In honor of the longest day of the year, Seattle's Fremont neighborhood lives up to its self-anointed claim as the center of the universe by hosting the Fremont Solstice Parade, with giant puppets, exotic dancers and merry mayhem. Hard to believe, but Saturday marks the 20th parade. We have to thank for that founders Peter Toms and Barbara Luecke, the artists who started it all back in 1989. Here's how and why they do it:
Q: How does it feel to be the inventors of an event that's now a Seattle icon, a summer tradition?
P.T.: We had good reason to suspect the parade would be successful because we had already experienced how rewarding this kind of event can be for both participants and spectators.
B.L.: Years ago, we were both active in a carnival parade in Santa Barbara. We transplanted the seeds here because we especially missed the art-lab experience of the public workshops.
Q: Why bring it here?
P.T.: Because it needed doing. Outside of paid commercial events like football games, there was no reason to get lots of people together outside. We wanted a celebration of joyful freedom with a capital F. We live such controlled lives. It's great that, for a few hours, people can experience real, unmitigated free expression.
Q: The parade is open to anybody and you can sign up for a pre-parade workshop and learn how to make costumes, floats, puppets, whatever. How are some of those really big puppets made?
B.L.: Different techniques. Most of them are papier-mâché, but some are using lightweight foam now. People also use silk batik on a frame, which billows nicely.

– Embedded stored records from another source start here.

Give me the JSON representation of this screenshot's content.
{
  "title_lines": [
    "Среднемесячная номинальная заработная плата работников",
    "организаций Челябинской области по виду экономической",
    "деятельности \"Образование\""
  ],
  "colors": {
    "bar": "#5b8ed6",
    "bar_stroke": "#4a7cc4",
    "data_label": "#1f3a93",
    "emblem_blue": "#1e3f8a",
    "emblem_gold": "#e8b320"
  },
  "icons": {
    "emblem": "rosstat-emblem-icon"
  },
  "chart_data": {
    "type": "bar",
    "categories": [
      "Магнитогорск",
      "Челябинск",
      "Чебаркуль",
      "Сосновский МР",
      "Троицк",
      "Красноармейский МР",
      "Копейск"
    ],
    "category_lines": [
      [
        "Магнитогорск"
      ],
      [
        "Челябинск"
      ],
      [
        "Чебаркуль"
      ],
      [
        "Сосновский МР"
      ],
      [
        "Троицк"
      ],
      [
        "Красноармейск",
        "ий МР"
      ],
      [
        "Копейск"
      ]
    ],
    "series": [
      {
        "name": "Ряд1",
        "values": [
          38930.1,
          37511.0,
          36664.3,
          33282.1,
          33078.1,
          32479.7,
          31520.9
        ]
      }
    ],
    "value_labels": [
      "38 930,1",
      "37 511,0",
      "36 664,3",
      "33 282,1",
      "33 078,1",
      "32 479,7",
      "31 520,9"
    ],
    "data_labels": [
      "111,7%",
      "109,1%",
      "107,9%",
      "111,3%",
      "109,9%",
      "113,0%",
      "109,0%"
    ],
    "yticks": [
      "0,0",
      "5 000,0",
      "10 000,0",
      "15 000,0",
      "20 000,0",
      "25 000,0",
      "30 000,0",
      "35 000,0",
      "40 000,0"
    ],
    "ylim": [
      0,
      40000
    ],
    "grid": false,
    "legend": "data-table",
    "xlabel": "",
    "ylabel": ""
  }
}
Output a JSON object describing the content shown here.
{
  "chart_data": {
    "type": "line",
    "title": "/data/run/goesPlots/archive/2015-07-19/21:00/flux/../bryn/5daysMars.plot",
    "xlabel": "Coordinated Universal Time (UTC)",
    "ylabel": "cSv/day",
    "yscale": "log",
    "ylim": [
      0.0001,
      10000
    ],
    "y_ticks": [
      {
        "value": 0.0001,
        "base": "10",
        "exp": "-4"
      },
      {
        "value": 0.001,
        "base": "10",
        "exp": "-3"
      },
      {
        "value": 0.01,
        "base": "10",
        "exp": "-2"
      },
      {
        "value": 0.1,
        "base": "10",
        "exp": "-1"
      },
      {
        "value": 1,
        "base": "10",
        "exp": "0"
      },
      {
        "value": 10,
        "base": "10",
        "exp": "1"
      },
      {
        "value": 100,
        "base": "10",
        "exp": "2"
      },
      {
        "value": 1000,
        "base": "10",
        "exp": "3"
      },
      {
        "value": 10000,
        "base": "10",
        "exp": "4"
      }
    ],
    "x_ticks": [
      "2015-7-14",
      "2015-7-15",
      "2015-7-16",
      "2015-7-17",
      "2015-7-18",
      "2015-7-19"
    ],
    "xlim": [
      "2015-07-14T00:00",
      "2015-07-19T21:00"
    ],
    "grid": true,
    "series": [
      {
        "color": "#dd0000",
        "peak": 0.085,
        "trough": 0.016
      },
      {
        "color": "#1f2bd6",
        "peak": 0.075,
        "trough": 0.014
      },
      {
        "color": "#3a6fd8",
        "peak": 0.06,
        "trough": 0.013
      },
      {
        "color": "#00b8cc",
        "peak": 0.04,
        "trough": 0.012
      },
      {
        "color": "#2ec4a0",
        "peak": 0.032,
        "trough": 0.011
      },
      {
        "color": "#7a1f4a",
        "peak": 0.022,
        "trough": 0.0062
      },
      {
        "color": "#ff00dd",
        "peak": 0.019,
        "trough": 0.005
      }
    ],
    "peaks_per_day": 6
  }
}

Q: What's the infrastructure made of?
B.L.: PVC pipe, bamboo, cardboard, backpack frames. You have to be aware of the weight and the center of gravity.
Q: Peter, your medium is a pair of stilts.
P.T.: I learned how to walk on stilts about the second or third parade and now use stilts that are 44 inches tall. I encourage stilt walking because it's a physical skill nearly anyone can master, and you get the best views. I also have the best job — the ringmaster. I lead the parade until we get to the Center of the Universe (by the Lenin statue, Fremont Avenue and 35th Avenue Northwest).
Q: What are your duties there?
P.T.: I'm one of the MCs and give a running commentary on what I'm seeing.
Q: So you're what broadcasters call the color guy.
P.T.: More like the off-color guy. I'm familiar with a lot of the floats but there's always something that surprises me. You never know what's going to show up on parade morning.
Q: Like what?
P.T.: Last year there was the King Kong float from Los Angeles. They had Fay Wray, the airplanes, all of it. And it's good to welcome back the long-standing community groups that take part — belly dancers, samba bands, steel drums.
Q: And the bikers. I promise not to dwell on the topic but I have to ask about the naked bicycle riders.
P.T.: I have mixed feelings about all of that because we're known across the country as that naked parade and it's so much more than that. At the same time, the bikers have grown into a most unusual art form. It started out with some boys and a few women being naughty by taking off their drawers, but now their bodies are the canvas. Last year, there were honeybee bikers and six people formed an American flag. It's become a great part of the free expression that we're cultivating.
Q: Even with the bikers, the parade feels family friendly.
B.L.: There's a core group of people that comes back year after year and their children have grown up with the parade. My kids have. My son, who's now in college, has been in all the parades. For them, it's just normal for people to think up large, wild ideas and pull them off in front of a happy crowd.
Q: It must take a lot of organizing and work.
B.L.: Just getting the volunteers together in the workshops takes a lot of people, then we have to raise money to pay for things like Porta Potties, fencing, insurance, permits. Just because it's wacky doesn't mean it's free.
Q: Hence the iconic Green Hat that's passed along the route?
P T.: The Green Hat is a direct link that allows people to donate and keep the Solstice Parade rolling.
Q: This is what you'd call your interactive parade.
P.T.: By design. We want to blur the line between audience and performer. In most parades, people go by on their floats and wave. We're encouraging people to have a shtick that gets them into the crowd. It's supposed to be a two-way conversation, and if we do that, we've done our job.